8. Putting the Global in GPS. The U.S. Global Positioning System, used by everything from battleships to smartphones for pinpointing their location in 3-D space, will have more foreign competition in 2012: China’s BeiDou (Compass) system, Europe’s Galileo, and Russia’s GLONASS. Soon getting lost will be a lost art.
9. The closing of the outer solar system? All those cool concepts for exploring Saturn’s moon Titan and the seas on Jupiter’s moon Europa? Forget ‘em—unless the price tag comes down dramatically (there are ways), and Congress finally takes steps to ensure U.S. production of plutonium needed for nuclear batteries when traveling far from the sun.
10. Shuttle Junior.
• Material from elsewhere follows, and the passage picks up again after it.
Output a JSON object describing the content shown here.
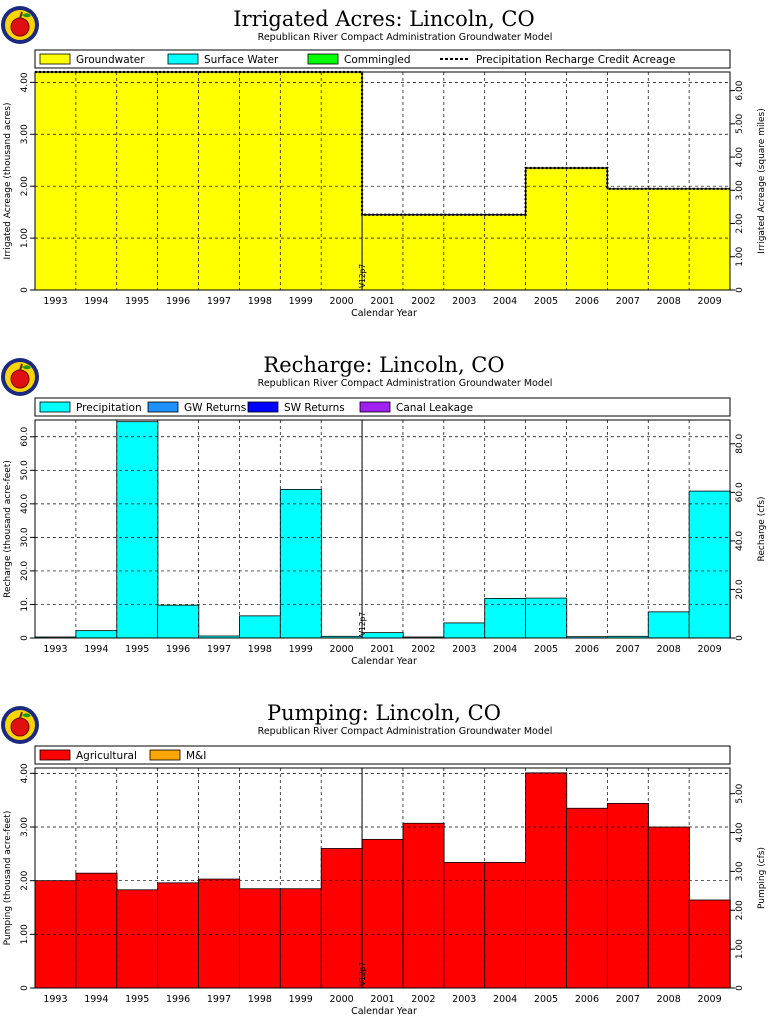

Maybe this year the Air Force will tell us, or some satellite-watching sleuth will figure out, what exactly is going on with the X-37 mini-shuttle. Winged spaceplanes don’t appear to be extinct after all.
11. More Earthlike worlds. Expect the count of habitable planets to go up as scientists using NASA’s Kepler telescope sift through thousands of candidates, looking to nail down statistics on how common these earthlike planets are around distant stars. This is the space program’s future.
12. The world won’t end. Mayan calendars and collisions with Planet Nimrod (or whatever it’s called) notwithstanding, we’ll just keep soldiering on. Happy New Year, everyone.